As paredes brancas do quarto chegam a ser escuras de tão claras, e como isso
pode ser possível? Deve ser a luz fria, a lâmpada fluorescente, a falta de
gente no recinto, falta de calor humano, essas coisas. Por isso, me transporto
para a floresta de Nathaniel, aquela em que a mocinha marcada pelo seu “pecado”

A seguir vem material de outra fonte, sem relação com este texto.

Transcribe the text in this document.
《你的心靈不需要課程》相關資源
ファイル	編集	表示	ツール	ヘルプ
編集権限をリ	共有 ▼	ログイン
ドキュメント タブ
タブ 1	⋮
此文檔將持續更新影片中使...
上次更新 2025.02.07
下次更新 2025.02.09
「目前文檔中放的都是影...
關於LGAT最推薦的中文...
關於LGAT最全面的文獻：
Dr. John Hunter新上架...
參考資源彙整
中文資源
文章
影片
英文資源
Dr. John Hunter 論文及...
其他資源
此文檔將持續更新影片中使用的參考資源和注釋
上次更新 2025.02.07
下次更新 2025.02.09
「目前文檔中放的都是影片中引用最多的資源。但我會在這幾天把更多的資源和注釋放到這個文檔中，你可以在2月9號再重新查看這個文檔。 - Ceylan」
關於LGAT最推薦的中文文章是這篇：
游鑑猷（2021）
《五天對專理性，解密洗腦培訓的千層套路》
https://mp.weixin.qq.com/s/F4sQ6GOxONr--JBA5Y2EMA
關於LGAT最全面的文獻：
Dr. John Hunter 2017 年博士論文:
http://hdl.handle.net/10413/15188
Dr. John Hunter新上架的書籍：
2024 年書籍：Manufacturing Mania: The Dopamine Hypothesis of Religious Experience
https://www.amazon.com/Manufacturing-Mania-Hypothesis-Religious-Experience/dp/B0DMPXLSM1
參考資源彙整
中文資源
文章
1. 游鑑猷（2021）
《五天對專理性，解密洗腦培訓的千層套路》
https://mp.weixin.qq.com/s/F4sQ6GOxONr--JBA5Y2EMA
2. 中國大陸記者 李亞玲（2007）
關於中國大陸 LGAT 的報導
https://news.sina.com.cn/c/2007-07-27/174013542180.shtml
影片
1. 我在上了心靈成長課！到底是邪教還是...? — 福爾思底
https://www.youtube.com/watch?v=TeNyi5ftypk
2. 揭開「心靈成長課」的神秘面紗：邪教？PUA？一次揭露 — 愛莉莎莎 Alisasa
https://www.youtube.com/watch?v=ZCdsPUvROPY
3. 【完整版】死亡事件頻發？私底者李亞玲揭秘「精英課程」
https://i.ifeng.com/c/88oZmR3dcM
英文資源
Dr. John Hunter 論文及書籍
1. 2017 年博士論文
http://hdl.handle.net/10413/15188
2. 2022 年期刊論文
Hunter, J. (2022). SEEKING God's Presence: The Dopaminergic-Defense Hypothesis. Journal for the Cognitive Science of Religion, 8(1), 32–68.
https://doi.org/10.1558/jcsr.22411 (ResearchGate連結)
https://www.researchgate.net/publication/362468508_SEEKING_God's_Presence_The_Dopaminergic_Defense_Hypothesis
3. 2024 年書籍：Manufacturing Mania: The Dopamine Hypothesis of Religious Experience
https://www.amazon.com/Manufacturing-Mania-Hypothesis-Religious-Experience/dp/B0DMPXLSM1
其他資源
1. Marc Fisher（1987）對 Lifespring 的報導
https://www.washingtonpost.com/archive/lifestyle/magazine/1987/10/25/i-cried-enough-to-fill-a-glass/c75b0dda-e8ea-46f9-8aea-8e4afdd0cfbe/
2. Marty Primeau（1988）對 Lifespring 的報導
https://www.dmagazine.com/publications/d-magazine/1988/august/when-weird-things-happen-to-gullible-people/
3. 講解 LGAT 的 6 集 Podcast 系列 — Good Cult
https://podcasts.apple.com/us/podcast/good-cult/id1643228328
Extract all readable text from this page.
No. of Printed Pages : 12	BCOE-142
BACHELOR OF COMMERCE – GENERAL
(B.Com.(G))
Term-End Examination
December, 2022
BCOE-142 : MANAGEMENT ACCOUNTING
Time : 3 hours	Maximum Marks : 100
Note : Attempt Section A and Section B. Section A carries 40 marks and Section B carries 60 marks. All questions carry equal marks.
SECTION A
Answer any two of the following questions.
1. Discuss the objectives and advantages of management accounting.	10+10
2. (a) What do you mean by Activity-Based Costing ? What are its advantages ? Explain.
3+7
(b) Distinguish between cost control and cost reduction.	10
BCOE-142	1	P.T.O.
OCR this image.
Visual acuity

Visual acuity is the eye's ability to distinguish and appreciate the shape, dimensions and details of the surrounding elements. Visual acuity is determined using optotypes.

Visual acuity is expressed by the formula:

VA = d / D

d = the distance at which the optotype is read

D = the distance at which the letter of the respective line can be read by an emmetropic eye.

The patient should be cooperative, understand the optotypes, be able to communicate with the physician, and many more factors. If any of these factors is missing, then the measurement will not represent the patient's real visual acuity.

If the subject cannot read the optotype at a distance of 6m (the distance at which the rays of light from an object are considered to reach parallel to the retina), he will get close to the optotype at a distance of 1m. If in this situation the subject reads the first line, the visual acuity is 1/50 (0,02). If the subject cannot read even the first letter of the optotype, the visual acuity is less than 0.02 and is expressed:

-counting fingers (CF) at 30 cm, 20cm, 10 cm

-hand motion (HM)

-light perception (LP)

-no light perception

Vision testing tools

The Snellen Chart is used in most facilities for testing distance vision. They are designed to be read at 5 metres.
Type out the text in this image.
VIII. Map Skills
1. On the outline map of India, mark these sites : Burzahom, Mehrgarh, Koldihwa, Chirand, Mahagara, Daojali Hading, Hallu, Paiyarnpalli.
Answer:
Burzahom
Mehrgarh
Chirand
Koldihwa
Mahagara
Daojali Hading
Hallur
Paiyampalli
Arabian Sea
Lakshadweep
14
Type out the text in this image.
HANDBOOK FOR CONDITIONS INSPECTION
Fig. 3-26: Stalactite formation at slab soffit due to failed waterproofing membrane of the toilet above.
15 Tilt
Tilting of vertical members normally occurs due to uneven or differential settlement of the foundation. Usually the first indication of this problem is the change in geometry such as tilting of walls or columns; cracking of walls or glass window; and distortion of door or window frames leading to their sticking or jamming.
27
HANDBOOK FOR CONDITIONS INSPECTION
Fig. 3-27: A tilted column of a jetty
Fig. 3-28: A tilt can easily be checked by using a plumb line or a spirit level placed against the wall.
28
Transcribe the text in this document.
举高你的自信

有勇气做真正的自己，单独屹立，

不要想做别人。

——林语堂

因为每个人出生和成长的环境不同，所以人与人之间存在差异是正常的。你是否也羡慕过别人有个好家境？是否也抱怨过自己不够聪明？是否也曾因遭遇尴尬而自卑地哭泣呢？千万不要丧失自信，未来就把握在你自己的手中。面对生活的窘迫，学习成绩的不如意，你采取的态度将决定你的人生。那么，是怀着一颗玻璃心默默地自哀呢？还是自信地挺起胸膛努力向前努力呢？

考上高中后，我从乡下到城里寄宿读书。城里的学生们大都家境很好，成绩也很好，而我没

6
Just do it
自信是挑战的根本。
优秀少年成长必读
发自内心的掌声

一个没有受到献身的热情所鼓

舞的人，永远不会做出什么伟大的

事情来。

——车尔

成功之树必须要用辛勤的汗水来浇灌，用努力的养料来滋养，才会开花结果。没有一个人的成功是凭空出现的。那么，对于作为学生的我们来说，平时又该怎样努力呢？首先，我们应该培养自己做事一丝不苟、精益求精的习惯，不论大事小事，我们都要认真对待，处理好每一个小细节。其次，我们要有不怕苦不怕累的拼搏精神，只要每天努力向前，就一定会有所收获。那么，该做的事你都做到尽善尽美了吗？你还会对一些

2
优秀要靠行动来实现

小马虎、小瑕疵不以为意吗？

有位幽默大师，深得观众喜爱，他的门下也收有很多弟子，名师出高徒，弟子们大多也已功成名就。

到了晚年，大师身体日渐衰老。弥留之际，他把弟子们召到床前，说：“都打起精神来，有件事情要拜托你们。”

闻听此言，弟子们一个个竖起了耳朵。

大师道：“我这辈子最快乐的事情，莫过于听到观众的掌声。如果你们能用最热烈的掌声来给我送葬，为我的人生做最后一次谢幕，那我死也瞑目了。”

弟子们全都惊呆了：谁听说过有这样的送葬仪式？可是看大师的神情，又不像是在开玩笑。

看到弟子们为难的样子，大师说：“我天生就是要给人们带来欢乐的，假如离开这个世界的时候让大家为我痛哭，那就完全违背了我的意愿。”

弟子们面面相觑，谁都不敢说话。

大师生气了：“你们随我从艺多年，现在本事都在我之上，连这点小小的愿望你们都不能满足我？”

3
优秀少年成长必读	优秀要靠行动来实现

se isola e pode ser ela mesma, sem ter de lidar com caras feias e o medo de não
ser aceita; a mesma floresta em que Goodman Brown descobriu bruxas, demônios e
toda a relva de bizarrices que o acompanhavam desde sempre, e viu máscaras
caírem ao chão num salto em câmera lenta, focando nos rostos repletos de
atrocidades e na trilha sonora amedrontadora. Eu habito essa floresta nesse
exato instante. Ninguém pode me ver além das árvores, das montanhas, das
feitiçarias que existem desde que o mundo é mundo. Sou como um animal, um
tigre, um leão, onça pintada... Não nasci para domesticidades. A minha casa é
aonde eu posso ser quem sou, sem inverdades disfarçadas com sorrisos amarelos e
poucas palavras. É onde a ansiedade eclode, e cá estou eu desfilando sem unhas,
os órgãos tremem, os gritos fazem um mar de ondas sonoras insurfáveis de tão perigosas,
e do céu caem lágrimas que se confundem com as minhas. Às vezes, eu choro por
dentro, um medo estranho de cair no esquecimento, de perder, de não ganhar, de
viver na contra mão. Medo de encarar um incompleto álbum de conquistas – e ainda
ter de se virar com a dor de barriga. Pílulas me agridem a goela, e eu acredito
em seu efeito devastador de almas e cérebros cansados – mas não adianta, ainda
estou acordado. A minha floresta agora é encantada, invadida por um batalhão de
lápis de cor prestes a despontarem uns aos outros numa guerra de cores
perdidas. O arco-íris virou símbolo de piada para os que se acham estrela, e
agora eu não sei se apelo para o preto e branco ou para o sépia – tudo para
sair desse inferno que eu mesmo me meti. Faltou o dinheiro do dízimo, das
contas, do psiquiatra. O remédio precisa ser mais forte. Enquanto isso, cuido
da minha floresta. Ela me salva de mim mesmo e dessas coisas que eu nem sei se
posso chamar de medo, porque todas as definições tão bem registradinhas no
dicionário resolveram se perder nessa minha cabeça louca e nessas minhas
lágrimas que eu solto no escuro, quando ninguém vê, quando o lenço torna-se
desnecessário.
Eles dizem que eu me isolei. Virei bicho do mato. Outro dia,
diziam que eu falava demais, era impulsivo, tremia mais do que devia. A
floresta me aceita assim – talvez porque ela não se importe. E até que é bom
essa coisa de ser só mais um fulano sem a menor importância num mundo feito de
holofotes.
A floresta está dentro de mim.
(Ouça É o que me interessa, Lenine)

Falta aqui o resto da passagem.